La sélection naturelle en marche Que vient-elle faire là ? Echappée solitaire d'une pauvre bête déboussolée ? On comprendra bien plus tard qu'elle n'était que le signe avant-coureur d'un phénomène émergent : les fauvettes à tête noire des plaines d'Europe centrale se sont mises à hiberner, pour une grande partie d'entre elles, dans les terres désormais hospitalières de la façade Atlantique. Dès lors, le mouvement ne cesse de s'amplifier : quand l'heure vient en effet pour elles de retrouver leurs terres de nidation, les fauvettes qui ont choisi de migrer vers l'ouest reviennent plus rapidement que leurs sœurs qui ont fait le grand voyage vers le sud.
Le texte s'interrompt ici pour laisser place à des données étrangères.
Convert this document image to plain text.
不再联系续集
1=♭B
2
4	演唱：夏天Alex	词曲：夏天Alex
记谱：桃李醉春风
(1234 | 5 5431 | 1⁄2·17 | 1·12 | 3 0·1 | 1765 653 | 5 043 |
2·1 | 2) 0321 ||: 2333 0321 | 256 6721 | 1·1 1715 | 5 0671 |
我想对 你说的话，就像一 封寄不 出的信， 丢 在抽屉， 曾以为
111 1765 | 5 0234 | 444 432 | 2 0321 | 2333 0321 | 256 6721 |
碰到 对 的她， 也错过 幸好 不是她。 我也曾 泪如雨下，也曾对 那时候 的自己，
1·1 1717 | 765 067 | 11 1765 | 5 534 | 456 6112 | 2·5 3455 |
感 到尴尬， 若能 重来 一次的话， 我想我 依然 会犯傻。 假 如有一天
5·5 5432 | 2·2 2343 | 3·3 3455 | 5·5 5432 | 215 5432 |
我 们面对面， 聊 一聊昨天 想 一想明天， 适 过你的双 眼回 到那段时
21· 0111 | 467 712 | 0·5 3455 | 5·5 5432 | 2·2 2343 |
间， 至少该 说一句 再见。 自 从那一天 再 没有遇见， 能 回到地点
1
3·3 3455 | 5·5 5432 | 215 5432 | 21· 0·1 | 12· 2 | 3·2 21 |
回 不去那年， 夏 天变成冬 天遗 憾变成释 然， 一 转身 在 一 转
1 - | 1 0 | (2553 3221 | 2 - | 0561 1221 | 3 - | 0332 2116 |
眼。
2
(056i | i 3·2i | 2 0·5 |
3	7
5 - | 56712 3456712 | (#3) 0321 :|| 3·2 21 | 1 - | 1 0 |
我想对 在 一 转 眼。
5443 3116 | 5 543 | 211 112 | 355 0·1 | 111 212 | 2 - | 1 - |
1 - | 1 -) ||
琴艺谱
Premières arrivées, premières servies, les Anglaises raflent les meilleurs emplacements, sont moins éprouvées par le voyage, se reproduisent mieux. La sélection naturelle est en route…

 

Comment ces migrateurs nocturnes qui volent à 2 000 mètres de haut et se guident aux étoiles ont-ils ainsi pu changer leur route en si peu de temps ? L'équipe de Peter Berthold, au Max Planck Institute de Radolfzell, près du lac de Constance en Allemagne, a élevé en cage des oisillons dont les parents avaient hiberné en Angleterre. A l'heure de la migration, ceux-ci ont été placés au milieu des champs dans une boîte dont le couvercle en verre découvrait la nuit étoilée. Le sol était jonché de poudre noire. Au matin, toutes les empreintes sur le sol étaient orientées vers l'Ouest : preuve que les fauvettes à tête noire avaient muté. L'information s'était inscrite dans leur patrimoine génétique.

 

Quand il n'est pas chez Delachaux et Niestlé ; à la revue Ornithos qu'il anime ; à la LPO, la Ligue de protection des oiseaux pour laquelle il travaille à temps partiel ; ou en train de faire des recherches avec une équipe de l'université de Lille sur l'impact du courant transatlantique sur le vivant, Philippe J. Dubois arpente les sous-bois du parc naturel du Vexin, près de Pontoise, où il habite. Une curiosité jamais étanchée depuis qu'à 13 ans une grand-tante lui offrit la bible de l'ornithologie, "e" Peterson. ("J'ai bien trouvé ça chiant au début tous ces oiseaux alignés sur des planches, mais j'ai emprunté les jumelles de théâtre de ma grand-mère, et là…") "Tout ceci, ces menaces, ces guerres, ces mouvements, nous parle évidemment aussi de nous, explique-t-il, et on est forcément amenés à se demander si ce qui se passe avec les oiseaux ne préfigure pas ce qui pourrait bien nous arriver demain…".

 

Sur son bureau traînent les premières sorties du rapport sur l'impact du climat sur les oiseaux que lui a commandé l'Observatoire national sur les effets du réchauffement climatique. Outarde canepetière, râle des genêts, pipit farlouse, choucas des tours, capucin bec-de-plomb… les 379 espèces d'oiseaux visibles en France y sont passées en revue, mettant en valeur "des bouleversements qui vont à la fois très vite et pour lesquels la visibilité à terme reste assez floue". Ce défenseur de la biodiversité y plaide pour l'établissement d'un observatoire spécifique "oiseaux et climat" et prône la mise en place d'un panel de dix espèces qui serviraient d'indicateurs par rapport aux conséquences du réchauffement.